Namun, terminologi stunting disebut tidak dipahami secara benar sehingga upaya-upaya pencegahan dan penanggulangannya tidak tepat, bahkan cenderung bisa menjadi masalah karena keterlibatan pihak-pihak yang memiliki kepentingan.
"Stunting adalah kondisi terjadinya gangguan gizi kronik yang berlangsung dalam rentang 1.000 hari pertama kehidupan anak sejak dalam kandungan hingga berusia dua tahun, yang ditandai dengan panjang badan atau tinggi badan menurut umur berada di bawah 2 SD dengan akibat: kecerdasan di kemudian hari tidak optimal dan risiko penyakit kronik seperti hipertensi, diabetes, sindrom metabolik, kanker serta obesitas," tulis GKIA dalam keterangannya.
"Stunting bisa dicegah melalui pendekatan spesifik (perbaikan gizi ibu dan anak) dan pendekatan sensitif (semua kontribusi yang menyebabkan tumbuh kembang anak tidak optimal: pola asuh, kebersihan, literasi orang tua, sarana air minum dan sanitasi, imunisasi, dan sebagainya," tulis GKIA lagi.
GKIA lantas menyinggung peraturan Menteri Kesehatan (Permenkes) 41/2014, yang menegaskan bahwa perubahan paradigma empat sehat lima sempurna tidak lagi relevan menjadi gizi seimbang.
Dengan demikian, susu bukan faktor penyempurna gizi, apalagi menjadi kebutuhan primer di masa pertumbuhan.
Menurut GKIA, satu-satunya asupan gizi terbaik dan terlengkap di usia nol sampai bulan adalah Air Susu Ibu (ASI).
"Menyusu eksklusif menjadi pedoman nasional dan direkomendasikan WHO sebagai hak anak di enam bulan pertama kehidupannya berlanjut hingga dua tahun atau lebih, dengan makanan pendamping ASI yang memadai secara kualitas dan kuantitas sejak usia enam bulan," kata GKIA.
Oleh karena itu, GKIA merasa prihatin dengan kian maraknya isu pembagian susu di pelbagai kegiatan atau program-program yang dikaitkan dengan perbaikan gizi anak.
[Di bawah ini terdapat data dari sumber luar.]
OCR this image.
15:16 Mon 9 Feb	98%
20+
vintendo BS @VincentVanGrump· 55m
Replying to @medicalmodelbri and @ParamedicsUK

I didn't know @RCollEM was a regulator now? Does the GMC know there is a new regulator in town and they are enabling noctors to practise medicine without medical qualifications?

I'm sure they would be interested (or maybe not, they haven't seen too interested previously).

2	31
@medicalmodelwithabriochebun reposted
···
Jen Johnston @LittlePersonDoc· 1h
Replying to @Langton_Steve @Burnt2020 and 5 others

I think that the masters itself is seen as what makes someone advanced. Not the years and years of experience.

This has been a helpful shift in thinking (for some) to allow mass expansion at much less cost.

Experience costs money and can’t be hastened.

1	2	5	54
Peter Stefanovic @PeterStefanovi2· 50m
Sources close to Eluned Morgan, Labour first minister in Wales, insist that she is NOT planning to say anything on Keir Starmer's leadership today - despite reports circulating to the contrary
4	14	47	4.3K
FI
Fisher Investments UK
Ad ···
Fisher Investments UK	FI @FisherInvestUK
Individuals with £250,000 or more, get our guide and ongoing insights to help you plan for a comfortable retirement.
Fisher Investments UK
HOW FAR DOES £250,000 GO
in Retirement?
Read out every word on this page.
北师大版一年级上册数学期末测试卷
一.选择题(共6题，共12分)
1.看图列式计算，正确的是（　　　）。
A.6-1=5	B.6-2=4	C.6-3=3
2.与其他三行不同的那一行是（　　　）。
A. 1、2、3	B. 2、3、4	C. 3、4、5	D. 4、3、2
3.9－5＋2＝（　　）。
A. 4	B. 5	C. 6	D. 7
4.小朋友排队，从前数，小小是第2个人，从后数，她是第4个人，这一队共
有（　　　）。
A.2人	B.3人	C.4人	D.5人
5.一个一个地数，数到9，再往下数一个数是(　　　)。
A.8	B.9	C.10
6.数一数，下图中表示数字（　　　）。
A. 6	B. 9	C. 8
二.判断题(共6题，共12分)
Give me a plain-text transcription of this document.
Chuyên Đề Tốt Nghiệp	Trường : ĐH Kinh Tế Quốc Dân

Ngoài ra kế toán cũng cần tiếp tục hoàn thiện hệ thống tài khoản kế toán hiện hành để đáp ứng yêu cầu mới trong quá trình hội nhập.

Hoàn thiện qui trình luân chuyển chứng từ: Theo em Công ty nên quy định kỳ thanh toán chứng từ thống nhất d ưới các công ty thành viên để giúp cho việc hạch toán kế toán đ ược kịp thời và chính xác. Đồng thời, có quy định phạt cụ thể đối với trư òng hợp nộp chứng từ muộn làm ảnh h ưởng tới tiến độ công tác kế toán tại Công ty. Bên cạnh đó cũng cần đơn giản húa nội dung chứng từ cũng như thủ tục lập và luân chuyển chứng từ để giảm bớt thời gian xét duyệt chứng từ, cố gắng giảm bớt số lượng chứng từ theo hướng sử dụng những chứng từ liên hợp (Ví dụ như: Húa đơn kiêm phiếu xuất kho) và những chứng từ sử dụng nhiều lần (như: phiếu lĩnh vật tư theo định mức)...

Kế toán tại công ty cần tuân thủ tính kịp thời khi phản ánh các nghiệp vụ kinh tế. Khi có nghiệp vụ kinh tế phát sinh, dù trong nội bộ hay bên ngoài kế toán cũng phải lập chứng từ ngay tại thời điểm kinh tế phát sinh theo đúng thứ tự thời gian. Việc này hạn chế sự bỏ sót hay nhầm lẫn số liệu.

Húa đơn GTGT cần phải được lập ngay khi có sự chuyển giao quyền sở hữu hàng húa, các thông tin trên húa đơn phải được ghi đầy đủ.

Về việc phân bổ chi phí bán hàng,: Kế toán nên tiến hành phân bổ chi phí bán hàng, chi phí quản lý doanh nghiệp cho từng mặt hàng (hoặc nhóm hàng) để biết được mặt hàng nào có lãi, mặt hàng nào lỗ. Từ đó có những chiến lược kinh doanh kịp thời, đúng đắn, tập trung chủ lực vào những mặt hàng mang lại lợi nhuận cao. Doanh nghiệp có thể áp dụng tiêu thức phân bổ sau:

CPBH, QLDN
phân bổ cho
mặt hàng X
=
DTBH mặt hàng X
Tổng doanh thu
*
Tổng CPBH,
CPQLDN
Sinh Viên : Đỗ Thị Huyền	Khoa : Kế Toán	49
Baca juga: Apakah Susu Kedelai Sesehat Susu Sapi?
Berikut sejumlah kesalahan penggunaan UHT untuk mengatasi stunting dirangkum oleh GKIA.
Prevalensi gangguan pencernaan akibat intoleransi laktosa di Indonesia cukup tinggi dan meningkat sesuai pertambahan usia, yaitu sebesar 21,3 persen pada usia tiga sampai lima tahun, 57,8 persen pada usia 6-11 tahun, dan 73 persen pada usia 12- 14 tahun (Hegar, 2015).
Intoleransi laktosa adalah ketidakmampuan mencerna laktosa dalam susu atau makanan dari produk susu, dengan gejala berupa nyeri pada perut, kembung dan diare (Perino dkk, 2009; EFSA Panel on Dietetic Products, Nutrition and Allergies, 2010).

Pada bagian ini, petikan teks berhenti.